The vote came after an hour of debate in which Republicans said the bill would help ensure medical device companies can continue to contribute to job growth and innovation. Rep. Tim Scott (R-S.C.) added that allowing the tax to hit medical device companies, which employ nearly a half million people, would not only hurt those companies, but would also hurt health outcomes for individuals.

{mosads}”If medical device manufacturers are punished by this new tax, we are all punished,” he said on the House floor. “Our health is punished. Our parents’ health is punished. Our kids’ health is punished.

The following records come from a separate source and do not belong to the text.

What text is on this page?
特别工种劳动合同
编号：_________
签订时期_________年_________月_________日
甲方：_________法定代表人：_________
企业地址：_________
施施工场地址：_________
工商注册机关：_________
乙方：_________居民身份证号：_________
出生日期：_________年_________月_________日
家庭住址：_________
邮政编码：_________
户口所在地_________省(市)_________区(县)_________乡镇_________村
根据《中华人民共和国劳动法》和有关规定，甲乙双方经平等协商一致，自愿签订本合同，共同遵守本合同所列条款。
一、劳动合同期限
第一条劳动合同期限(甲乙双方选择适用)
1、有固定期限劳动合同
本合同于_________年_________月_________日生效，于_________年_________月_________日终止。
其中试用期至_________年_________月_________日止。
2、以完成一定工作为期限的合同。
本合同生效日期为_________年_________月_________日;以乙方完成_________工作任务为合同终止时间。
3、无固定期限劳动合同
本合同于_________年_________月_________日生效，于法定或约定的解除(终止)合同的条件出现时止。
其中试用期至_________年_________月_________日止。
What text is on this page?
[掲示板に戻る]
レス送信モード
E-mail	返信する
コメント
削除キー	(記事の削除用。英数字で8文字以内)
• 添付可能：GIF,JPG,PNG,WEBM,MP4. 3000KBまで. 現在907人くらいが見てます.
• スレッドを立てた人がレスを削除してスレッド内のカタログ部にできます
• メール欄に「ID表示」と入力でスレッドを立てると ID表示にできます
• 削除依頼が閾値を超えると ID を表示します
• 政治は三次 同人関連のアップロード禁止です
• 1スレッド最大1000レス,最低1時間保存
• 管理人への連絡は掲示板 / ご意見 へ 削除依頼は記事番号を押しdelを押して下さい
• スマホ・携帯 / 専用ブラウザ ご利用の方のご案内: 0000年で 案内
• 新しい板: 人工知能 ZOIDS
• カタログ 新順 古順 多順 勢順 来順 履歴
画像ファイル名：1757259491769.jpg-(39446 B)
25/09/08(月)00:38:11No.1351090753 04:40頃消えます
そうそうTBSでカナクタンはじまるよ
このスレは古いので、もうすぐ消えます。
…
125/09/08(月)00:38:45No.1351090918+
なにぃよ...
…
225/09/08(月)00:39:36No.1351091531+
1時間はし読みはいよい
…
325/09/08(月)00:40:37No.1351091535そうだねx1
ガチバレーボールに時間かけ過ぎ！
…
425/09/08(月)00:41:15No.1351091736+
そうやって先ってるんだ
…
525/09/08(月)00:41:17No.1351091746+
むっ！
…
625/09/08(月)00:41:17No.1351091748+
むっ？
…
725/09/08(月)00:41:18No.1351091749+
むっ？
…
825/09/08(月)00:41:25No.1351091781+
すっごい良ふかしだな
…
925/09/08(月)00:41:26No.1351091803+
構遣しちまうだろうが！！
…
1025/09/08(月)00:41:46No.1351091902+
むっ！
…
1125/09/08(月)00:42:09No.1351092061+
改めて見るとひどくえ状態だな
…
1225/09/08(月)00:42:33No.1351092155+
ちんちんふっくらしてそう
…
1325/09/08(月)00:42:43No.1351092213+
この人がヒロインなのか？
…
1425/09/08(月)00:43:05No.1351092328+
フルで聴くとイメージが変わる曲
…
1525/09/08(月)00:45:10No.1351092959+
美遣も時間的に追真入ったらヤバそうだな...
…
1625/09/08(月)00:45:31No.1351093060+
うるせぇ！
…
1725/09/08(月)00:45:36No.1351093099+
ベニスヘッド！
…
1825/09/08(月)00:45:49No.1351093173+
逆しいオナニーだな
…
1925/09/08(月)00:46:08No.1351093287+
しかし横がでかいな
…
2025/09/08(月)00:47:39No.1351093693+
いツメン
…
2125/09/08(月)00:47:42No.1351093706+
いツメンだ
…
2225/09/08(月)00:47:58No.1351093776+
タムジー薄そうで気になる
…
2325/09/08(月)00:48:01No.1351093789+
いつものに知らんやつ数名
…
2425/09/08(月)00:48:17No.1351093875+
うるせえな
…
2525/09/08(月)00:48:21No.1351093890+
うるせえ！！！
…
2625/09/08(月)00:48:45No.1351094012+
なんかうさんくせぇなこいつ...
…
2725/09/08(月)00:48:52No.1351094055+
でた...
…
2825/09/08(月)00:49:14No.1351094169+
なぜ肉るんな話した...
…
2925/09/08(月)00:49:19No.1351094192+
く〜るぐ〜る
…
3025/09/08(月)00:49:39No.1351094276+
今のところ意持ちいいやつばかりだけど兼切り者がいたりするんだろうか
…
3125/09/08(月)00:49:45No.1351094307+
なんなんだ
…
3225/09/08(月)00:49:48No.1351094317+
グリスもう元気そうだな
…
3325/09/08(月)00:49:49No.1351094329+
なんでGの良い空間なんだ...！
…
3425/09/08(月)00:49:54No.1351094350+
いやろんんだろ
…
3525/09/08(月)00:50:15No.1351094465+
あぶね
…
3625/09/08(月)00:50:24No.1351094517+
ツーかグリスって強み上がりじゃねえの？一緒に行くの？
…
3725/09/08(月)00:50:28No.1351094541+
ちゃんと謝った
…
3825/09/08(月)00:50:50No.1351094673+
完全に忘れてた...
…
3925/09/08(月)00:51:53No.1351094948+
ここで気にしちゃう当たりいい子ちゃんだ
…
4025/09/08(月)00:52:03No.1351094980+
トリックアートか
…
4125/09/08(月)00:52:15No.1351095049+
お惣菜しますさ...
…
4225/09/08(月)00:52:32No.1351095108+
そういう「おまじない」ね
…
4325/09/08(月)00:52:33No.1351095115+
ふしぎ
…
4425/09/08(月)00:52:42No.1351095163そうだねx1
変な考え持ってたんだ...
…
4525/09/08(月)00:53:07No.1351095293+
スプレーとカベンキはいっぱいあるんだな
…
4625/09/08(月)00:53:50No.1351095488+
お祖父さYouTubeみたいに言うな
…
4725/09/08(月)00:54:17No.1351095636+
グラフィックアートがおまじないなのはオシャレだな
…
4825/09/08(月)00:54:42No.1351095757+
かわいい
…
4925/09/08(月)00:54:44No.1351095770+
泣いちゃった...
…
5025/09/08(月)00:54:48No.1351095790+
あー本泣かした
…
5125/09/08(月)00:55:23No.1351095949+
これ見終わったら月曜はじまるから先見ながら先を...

“If our medical device manufacturers cannot continue to adapt and move forward with new and better technologies, our medical care system will slow down right along side it,” he added.

Supporters of the excise tax argue that the medical device industry can bear the tax because the law will drive healthcare demand for those companies. The Obama administration made that argument in its Wednesday veto threat against the bill.

“This excise tax is one of several designed so that industries that gain from the coverage expansion will help offset the cost of that expansion,” the administration said.

Rep. Jared Polis (D-Colo.) argued that while he and other Democrats support the repeal of the excise tax, there will be Democratic opposition to the bill because it combines two other healthcare-related bills, and pays for these changes in a way they oppose. Polis called the legislation an “incoherent mess of a bill.”

Aside from repealing the device tax, the bill would also allow over-the-counter drugs to be expensed under health savings accounts, and give people to access unused medical savings account balances. About a dozen Democrats were co-sponsors of the bill when it just included the medical device tax repeal, and despite Polis’s comments, some are likely to join Republicans in final passage later in the day.

The bill pays for the repeal of the device tax by requiring the government to recapture more overpayments made to families for health insurance subsidies under the healthcare law. Democrats have argued before that increasing the recapture rate is akin to a tax on lower-income families, and Polis made that argument Thursday.

But Scott dismissed that argument. “Requiring people to return money not correctly given to them, this is not a tax,” Scott said. “And it certainly is not a tax increase. It is simply a matter of honor and integrity.”

After passing the rule, members moved immediately to debate on the medical tax repeal bill — 90 minutes of debate are scheduled, and a final vote is expected by the late afternoon. The rule also governs consideration of the Legislative Branch Appropriations bill for 2013, which the House is expected to take up in the coming weeks.